Corfù  la localita kanoniL'antica Corfù è stata scoperta durante la demolizione della fortezza veneziana di San Salvatore nel 1843, in un'area che la popolazione locale chiama Paleopoli, sulla stessa penisola in cui sorge
Kanoni. E' nota con il nome di Chersoupolis, attribuitole dai Corinzi nell'ottavo secolo AC. Il muro che circonda la città da tre lati (realizzato nel 4° secolo AC), è stato costruito in modo tale da circondare il porto di Alcinoo (l'attuala Baia di Garitsa) a nord, la laguna di Chalkiopoulos, conosciuta anche come baia di Chelaios ad ovest ed il lembo di mare di Mon Repo ad est.
Il mercato cittadino era invece costruito a nord dell'attuale baia di Garitsa.
L'acropoli venne eretta nella posizione in cui si trova oggi Analipsi. L'unica torre esistente dell'antico muro di cinta era situata all'ingresso del porto di Alcinoo, ed oggi le sue fondamenta sono parte della chiesa di Agios Athanasios. Non lontano dal cimitero si può vedere la torre della Neratziha dove sorge la chiesa della Vergine Maria al cui interno è conservata ancora oggi la statua della Madonna.In questo luogo ci sono anche tracce dell'antico acquedotto.
Nella zona di Garitsa, gli archeologi hanno scoperto tracce di tombe di epoca arcaica e classica che facevano parte dell'antico cimitero della città. Tra queste la più significativa è la statua di Menekratis. La flotta navale della città trovava rifugio all'interno della ben protetta baia di Chelaios.
L'ingresso della baia è formato da due isolette, una che presenta sulla sommità la chiesa di Vlaherna, posta di fronte alla verde Pontikonissi. La città è caratterizzata dalla presenza di molti templi di diverse dimensioni, sparsi un po' ovunque, costruiti dagli antichi abitanti di Corinto e di Evia. I monumenti più grandi ed importanti, costruiti tra il 7° e 6° secolo AC, sono il Tempio di Hera, Diana e Kardaki – quest'ultimo costruito in onore di Apollo, e il Tempio di Dioniso. Reliquie e ritrovamenti provenienti da questi templi sono attualmente esposti presso il Museo Archeologico locale.

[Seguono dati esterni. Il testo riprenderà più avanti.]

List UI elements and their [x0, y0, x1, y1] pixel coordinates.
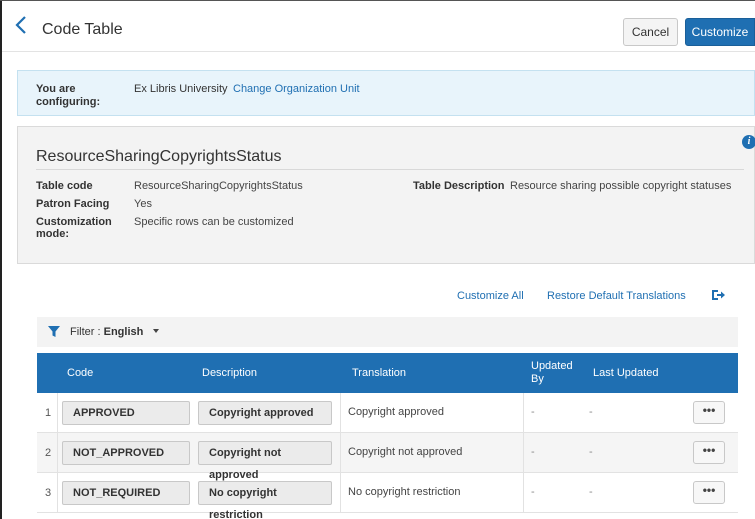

Kanoni: La località di Kanoni, conosciuta in tutto il mondo, si trova a sud della penisola di Paleopoli.
Deve il suo nome al fatto che qui venne insediata una batteria di artiglieria da parte dell'esercito francese nel 1798.
Uno dei cannoni della batteria è ancora oggi presente vicino al chiosco turistico. Di fronte a Kanoni si trova il il Monastero di Vlaherna, collegato alla terraferma da un pontile in muratura costruito nel 17° secolo. Da lì si può visitare Pontikonissi. Vuole la leggenda che questo isolotto sia la nave dei Feaci che dopo aver condotto Ulisse ad Itaca rimase qui pietrificata.
Un'altra leggenda sostiene invece che questa rocca fu il luogo in cui naufragò Ulisse durante una tempesta.
Sull'isola di Pontikonissi si trova la cappella bizantina di Pantokrator. La spettacolare vista offerta da Kanoni avrebbe ispirato il pittore tedesco Boeklin per il suo celebre dipinto “L'isola dei morti”.
Da questa località si gode una delle viste più affascinanti dell'isola, ed è qui che da sempre si danno appuntamento gli amanti per romantiche passeggiate.

Palazzi

Mon Repo si trova nello stesso luogo dell'antica città, a circa 3 chilometri dal capoluogo dell'isola.
Inizialmente era una grande residenza estiva, fatta costruire per l'alto commissario inglese F. Adam. In seguito divenne la residenza estiva della famiglia reale greca. Nella zona circostante Mon Repo si sono fatte due interessanti scoperte: nel 1822 il tempio di Esculapio (risalente al 6° secolo AC), e nel 1912-1914 l'altare della Dea Diana (risalente al 7° secolo AC). A Mon Repo si può godere di una splendida vista sulla collina di Analipsi, sulle rovine dell'antica città e sulla basilica di Paleopoli. La spiaggia di Mon Repo è molto bella, ed attrae molti turisti durante la stagione estiva.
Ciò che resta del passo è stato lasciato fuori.